What role will implementation units play in this agenda, and how and in what ways will their establishment help to address the problem of implementation capacity in contemporary government? What are the prospects of addressing the capacity problem through the establishment of implementation units? The papers contributed to the special issue of the Journal of Comparative Policy Analysis (JCPA) on the emergence of implementation units demonstrate clearly that some progress has been made. Central units are playing leadership roles in promoting and raising awareness of implementation at the ‘front end’ – during policy development and design, though there are issues about their capacity to do so.

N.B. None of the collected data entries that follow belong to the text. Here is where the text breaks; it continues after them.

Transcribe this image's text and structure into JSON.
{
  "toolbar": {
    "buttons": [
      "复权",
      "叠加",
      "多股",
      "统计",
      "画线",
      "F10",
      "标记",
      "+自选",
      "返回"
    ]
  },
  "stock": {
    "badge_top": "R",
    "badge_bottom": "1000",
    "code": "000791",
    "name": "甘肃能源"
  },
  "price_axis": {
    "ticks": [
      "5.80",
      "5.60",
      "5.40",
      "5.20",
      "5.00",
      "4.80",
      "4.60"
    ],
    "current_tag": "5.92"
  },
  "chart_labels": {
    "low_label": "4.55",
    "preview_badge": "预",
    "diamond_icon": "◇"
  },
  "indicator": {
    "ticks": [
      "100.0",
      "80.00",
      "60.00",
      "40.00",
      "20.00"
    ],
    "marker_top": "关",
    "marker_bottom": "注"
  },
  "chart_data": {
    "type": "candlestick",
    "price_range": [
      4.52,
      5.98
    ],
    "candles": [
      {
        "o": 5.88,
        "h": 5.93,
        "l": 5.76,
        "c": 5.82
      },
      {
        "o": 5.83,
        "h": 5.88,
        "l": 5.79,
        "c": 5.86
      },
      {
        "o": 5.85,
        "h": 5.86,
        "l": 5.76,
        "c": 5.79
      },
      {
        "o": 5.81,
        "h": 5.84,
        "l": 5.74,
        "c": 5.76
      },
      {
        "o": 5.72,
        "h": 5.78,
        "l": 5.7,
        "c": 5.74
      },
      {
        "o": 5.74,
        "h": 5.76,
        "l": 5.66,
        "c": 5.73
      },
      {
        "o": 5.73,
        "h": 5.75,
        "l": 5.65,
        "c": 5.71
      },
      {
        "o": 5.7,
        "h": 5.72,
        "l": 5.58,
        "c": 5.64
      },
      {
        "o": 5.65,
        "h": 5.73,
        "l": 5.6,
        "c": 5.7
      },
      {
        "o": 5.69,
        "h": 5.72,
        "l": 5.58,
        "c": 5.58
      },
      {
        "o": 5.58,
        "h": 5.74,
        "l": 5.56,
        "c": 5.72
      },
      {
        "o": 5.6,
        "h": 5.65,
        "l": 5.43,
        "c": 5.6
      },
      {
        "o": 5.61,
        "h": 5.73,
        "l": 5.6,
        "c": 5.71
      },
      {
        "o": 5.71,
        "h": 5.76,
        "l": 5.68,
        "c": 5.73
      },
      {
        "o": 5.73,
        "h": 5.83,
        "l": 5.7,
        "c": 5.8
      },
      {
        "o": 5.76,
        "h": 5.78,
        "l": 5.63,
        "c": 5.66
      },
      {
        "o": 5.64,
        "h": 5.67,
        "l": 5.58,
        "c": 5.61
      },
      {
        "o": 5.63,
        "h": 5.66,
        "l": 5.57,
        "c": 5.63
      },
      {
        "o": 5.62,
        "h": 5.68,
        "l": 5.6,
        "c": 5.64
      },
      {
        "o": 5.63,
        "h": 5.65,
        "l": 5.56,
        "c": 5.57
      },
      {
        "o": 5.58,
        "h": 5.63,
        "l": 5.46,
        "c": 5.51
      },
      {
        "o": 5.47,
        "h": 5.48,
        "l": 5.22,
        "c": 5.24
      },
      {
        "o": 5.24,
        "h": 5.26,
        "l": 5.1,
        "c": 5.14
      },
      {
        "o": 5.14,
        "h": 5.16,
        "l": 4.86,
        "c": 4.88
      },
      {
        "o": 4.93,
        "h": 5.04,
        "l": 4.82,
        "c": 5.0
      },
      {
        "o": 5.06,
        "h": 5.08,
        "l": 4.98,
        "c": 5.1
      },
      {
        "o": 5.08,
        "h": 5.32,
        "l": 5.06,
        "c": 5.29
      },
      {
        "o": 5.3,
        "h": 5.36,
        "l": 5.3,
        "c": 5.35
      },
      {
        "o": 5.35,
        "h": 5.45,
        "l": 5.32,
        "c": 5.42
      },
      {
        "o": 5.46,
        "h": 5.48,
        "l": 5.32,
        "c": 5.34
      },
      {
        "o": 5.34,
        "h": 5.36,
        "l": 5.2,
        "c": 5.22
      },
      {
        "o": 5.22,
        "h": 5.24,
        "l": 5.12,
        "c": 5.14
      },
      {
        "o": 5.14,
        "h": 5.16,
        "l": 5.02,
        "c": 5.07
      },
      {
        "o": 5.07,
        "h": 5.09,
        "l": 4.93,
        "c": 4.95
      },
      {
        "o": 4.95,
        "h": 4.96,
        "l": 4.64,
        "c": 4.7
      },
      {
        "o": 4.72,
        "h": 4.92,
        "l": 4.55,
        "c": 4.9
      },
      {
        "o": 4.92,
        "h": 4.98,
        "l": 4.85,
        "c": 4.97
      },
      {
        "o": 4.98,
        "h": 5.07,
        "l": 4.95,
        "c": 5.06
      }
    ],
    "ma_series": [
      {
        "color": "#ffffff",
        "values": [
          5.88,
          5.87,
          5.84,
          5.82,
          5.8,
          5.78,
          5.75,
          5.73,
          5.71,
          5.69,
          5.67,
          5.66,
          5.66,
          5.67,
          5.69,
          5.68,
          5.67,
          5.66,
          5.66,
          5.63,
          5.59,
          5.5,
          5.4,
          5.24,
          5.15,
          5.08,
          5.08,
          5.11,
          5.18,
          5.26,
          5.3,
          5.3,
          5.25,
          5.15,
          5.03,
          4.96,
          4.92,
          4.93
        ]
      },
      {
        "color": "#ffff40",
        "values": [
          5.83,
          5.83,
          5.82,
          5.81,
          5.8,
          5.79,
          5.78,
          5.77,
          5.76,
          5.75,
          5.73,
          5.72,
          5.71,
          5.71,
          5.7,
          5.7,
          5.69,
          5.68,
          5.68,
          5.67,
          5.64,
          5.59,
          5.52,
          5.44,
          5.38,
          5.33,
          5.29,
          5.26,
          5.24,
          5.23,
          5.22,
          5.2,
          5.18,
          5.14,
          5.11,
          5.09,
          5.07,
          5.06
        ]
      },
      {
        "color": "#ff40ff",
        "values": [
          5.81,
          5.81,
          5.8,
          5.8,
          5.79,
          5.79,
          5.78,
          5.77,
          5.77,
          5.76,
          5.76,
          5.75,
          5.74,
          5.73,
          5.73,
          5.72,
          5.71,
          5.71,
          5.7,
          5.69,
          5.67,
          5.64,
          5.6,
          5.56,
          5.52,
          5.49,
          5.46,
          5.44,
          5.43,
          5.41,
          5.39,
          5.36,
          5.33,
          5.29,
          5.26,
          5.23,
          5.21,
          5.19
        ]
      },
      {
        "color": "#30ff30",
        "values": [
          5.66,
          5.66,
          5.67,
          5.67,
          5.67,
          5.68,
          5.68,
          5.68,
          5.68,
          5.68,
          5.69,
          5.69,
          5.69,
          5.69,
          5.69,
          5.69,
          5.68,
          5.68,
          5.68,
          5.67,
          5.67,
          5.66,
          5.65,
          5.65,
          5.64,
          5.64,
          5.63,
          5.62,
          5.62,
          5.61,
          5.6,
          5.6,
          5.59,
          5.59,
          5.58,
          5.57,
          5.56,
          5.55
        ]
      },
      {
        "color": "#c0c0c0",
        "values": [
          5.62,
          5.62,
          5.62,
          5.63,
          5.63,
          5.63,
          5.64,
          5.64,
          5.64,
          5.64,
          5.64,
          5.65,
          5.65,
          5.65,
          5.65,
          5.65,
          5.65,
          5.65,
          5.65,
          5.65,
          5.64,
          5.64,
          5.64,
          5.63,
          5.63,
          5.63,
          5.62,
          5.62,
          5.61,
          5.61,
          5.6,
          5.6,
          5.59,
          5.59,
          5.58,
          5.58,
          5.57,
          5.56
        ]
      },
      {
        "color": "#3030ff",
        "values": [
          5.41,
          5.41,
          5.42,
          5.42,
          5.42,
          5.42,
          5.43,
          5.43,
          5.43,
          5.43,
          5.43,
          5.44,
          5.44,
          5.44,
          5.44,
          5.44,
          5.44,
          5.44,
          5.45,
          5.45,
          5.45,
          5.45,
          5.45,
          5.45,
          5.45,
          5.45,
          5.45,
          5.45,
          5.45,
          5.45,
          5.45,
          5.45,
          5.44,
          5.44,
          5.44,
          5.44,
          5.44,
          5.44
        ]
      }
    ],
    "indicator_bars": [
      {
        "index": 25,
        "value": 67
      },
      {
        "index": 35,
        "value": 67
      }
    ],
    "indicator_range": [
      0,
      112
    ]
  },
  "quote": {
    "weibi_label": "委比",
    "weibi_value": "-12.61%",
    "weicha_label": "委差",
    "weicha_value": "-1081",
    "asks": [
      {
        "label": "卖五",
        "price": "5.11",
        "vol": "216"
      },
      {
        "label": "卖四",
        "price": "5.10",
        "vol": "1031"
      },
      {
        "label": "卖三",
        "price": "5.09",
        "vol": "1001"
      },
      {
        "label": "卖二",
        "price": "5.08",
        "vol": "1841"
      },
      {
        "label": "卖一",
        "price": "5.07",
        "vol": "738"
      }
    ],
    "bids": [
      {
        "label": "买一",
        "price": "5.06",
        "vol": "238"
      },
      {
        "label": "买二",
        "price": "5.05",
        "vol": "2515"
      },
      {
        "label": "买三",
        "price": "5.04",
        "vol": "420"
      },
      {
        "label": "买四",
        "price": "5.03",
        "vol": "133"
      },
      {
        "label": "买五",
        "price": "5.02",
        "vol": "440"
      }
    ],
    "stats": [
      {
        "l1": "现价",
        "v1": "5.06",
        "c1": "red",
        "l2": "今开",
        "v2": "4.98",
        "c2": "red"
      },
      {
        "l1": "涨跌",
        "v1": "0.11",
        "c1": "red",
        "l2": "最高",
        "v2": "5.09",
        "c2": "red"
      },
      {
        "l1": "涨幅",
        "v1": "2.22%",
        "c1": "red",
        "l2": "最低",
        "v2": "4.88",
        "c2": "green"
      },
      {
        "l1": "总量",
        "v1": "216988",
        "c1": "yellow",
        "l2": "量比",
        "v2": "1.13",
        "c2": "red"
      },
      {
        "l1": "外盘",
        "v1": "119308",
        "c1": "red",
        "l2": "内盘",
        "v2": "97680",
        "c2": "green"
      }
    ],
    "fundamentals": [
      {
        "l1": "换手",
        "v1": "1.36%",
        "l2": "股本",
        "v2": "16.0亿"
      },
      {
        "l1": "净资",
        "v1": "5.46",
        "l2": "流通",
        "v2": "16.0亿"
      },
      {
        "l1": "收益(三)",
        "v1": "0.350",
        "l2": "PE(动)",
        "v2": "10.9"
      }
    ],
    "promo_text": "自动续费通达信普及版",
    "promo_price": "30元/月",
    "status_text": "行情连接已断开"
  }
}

As fairly small units, whose work is closely linked to the strictures of the Cabinet timetable, and driven by the priorities of the first minister, central implementation units have limited capacity to undertake the kind of outreach activities that would help to build capacity for implementation across government. Peter Shergold (2006b, p. 3) describes these functions as being about ‘learning by doing and then spreading the learning’.
The Immigration and Queensland hospitals controversies suggest that if the goal of the new focus on implementation is capacity building, a more constructive role for central units may be in helping promote better understandings of implementation issues and challenges, particularly among decision-makers. There is also an important role to be played in assisting agencies to more effectively communicate the complex realities of translating decisions into actionable programs to policy-makers. Greater engagement with the literature on policy implementation and the policy-action relationship (Barrett 2004) could be a useful first step, yet Lindquist (2006) reports there has been limited engagement with the implementation literature in the design and development of implementation units. In addition to their enthusiasm for project management techniques, those interested in building capacity for policy implementation would do well to revisit the scholarship and adapt some of its learnings to contemporary practice.